İçişleri Bakanı Süleyman Soylu, "Fırat Kalkanı Harekatı yaptık, Amerika bize 'yap' demedi. Zeytin Dalı Harekatı yaptık, bizim karşımıza çıktı, tehdit etti. Beslediği adamlarla bizi yıldırabileceğini düşündü.

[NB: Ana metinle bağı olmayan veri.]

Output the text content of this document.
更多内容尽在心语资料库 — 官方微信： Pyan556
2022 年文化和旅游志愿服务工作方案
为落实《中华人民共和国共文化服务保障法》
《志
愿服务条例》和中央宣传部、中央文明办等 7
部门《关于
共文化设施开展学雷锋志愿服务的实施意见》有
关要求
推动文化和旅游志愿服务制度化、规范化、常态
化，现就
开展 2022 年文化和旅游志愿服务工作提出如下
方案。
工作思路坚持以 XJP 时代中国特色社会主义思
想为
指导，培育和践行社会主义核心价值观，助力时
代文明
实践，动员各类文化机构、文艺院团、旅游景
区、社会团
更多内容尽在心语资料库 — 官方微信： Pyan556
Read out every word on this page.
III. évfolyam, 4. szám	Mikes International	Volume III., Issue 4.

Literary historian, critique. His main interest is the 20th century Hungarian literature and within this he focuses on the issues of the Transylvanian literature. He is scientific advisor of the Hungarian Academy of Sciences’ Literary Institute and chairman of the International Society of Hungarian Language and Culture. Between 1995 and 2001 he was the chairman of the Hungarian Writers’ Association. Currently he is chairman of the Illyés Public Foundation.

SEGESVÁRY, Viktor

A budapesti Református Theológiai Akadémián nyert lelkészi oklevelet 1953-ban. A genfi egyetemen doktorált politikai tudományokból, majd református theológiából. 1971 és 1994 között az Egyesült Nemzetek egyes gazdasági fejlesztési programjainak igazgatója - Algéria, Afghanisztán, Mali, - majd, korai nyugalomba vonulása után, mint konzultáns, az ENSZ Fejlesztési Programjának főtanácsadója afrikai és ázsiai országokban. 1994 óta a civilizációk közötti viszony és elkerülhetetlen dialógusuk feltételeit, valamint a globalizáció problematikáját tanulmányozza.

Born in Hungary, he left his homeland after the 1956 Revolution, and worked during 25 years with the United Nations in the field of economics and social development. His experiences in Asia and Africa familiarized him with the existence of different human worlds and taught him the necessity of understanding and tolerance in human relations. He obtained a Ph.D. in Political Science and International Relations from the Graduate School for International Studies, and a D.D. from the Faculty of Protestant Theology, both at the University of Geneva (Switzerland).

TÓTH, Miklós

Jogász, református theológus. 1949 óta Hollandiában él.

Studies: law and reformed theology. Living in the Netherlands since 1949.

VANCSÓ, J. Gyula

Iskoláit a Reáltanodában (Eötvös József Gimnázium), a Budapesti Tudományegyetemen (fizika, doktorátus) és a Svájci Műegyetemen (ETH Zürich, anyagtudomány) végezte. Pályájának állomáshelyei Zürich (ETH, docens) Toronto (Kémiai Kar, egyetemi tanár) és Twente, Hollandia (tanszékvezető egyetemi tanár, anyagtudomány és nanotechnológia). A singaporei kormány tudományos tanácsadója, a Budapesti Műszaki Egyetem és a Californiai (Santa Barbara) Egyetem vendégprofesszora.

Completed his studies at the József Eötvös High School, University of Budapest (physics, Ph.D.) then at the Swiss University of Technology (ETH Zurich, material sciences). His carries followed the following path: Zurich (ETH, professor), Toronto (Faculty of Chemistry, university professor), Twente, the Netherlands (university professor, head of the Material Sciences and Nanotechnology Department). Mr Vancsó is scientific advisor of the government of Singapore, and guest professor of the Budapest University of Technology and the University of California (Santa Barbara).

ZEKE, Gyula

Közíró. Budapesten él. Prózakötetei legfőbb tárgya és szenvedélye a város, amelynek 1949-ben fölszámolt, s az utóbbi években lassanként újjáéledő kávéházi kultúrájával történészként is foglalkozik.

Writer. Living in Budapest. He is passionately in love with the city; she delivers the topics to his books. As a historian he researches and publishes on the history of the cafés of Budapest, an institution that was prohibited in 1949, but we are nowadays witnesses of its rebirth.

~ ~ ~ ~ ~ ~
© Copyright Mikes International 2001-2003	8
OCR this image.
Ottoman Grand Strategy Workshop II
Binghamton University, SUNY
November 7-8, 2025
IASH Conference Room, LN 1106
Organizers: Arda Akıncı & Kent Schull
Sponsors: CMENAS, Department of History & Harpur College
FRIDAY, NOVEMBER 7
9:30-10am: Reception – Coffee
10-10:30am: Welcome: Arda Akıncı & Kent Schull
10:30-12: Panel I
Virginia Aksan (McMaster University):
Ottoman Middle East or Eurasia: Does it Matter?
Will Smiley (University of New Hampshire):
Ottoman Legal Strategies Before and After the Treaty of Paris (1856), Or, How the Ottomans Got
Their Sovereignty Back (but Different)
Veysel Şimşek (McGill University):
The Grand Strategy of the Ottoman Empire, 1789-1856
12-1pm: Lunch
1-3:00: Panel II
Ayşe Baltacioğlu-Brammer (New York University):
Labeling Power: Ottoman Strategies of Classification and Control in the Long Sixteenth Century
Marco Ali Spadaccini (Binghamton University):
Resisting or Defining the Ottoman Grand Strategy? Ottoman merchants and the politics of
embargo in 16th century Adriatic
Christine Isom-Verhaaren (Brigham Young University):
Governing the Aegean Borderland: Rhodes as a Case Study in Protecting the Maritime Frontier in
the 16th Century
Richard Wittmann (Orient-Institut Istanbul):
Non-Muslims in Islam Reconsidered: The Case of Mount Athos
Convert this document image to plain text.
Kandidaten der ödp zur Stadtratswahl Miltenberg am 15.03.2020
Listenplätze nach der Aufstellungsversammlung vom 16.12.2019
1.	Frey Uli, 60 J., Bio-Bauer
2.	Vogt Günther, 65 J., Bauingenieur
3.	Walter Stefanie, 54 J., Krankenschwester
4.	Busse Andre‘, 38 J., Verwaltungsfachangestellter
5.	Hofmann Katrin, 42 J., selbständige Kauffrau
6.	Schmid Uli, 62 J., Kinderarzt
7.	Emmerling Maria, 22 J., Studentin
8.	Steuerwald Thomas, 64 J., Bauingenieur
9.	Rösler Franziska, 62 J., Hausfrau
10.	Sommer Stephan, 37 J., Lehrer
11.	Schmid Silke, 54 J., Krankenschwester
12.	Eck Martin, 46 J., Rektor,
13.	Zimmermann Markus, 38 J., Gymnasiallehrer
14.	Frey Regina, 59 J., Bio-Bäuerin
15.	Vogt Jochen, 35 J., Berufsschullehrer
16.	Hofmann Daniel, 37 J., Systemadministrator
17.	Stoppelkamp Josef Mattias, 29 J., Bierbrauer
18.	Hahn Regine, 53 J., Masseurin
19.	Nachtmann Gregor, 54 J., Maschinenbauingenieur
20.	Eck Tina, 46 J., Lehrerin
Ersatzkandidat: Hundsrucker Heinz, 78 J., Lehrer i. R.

Uluslararası bir kuşatma ortaya koymaya çalıştı ama Allah'a şükürler olsun Türkiye bunu da aştı." dedi.
Soylu, Pakistan'ın başkenti İslamabad'daki Nur Khan Askeri Havalimanı'nda, İçişleri Bakanı Şehriyar Afridi ve Türkiye'nin İslamabad Büyükelçisi İhsan Mustafa Yurdakul ile öteki yetkililer tarafından karşılandı.Daha sonra Türkiye'nin İslamabad Büyükelçiliğine gelen Soylu, buradaki konferans salonunda Türk Sivil Toplum Kuruluşu temsilcileriyle bir araya geldi.
Soylu, yaptığı konuşmada, dünyanın zor bir dönemden geçtiğini, Afganistan'dan Pakistan'a, Afrika hattından Suriye hattına, Ürdün'den Lübnan'a kadar Müslüman coğrafyada ciddi bir istikrarsızlık yaşandığını ifade etti.Türkiye'nin bu büyük oyunda, bu bilek güreşinde, elinin bir tarafını masaya yapıştırmamaya çalışan ve ayakta tutmaya çalışan bir ülke görünümünde olduğunu vurgulayan Soylu, şunları söyledi:
"Fırat Kalkanı Harekatı yaptık, Amerika bize 'yap' demedi. Zeytin Dalı harekatı yaptık, bizim karşımıza çıktı, tehdit etti. Beslediği adamlarla bizi yıldırabileceğini düşündü. Uluslararası bir kuşatma ortaya koymaya çalıştı ama Allah'a şükürler olsun Türkiye bunu da aştı. Şimdi Fırat'ın doğusunda esas itibarıyla yapmaya çalıştığı da çok net ve açık. (ABD) Bizi Kuzey Irak'ta çerçevelemeye çalıştı, bizi Afrin'de çerçevelemeye çalıştı.
TÜRKİYE MÜSADE ETMEYECEK
Şimdi bizi bir taraftan Fırat'ın doğusunda çerçevelemeye çalışacak. Türkiye ona müsaade etmedi, şimdi buna müsaade etmeyecek. Bilmenizi isterim. Bu çerçevelemenin esası şu: Türkiye'nin hareket kabiliyetini daraltmak. Türkiye'nin çevre ülkeleriyle, dünya ülkeleriyle kurduğu ilişkiyi zayıf bir banda oturtmak. Esas itibarıyla da tırnak içinde söylüyorum, doğruyu söylemeyesini engellemek. Bu kadar açık ve net. Türkiye'nin irtibatlarını mümkün olduğunca kesmek. Bütün coğrafyalarla irtibatlarını mümkün olduğunca kesmek."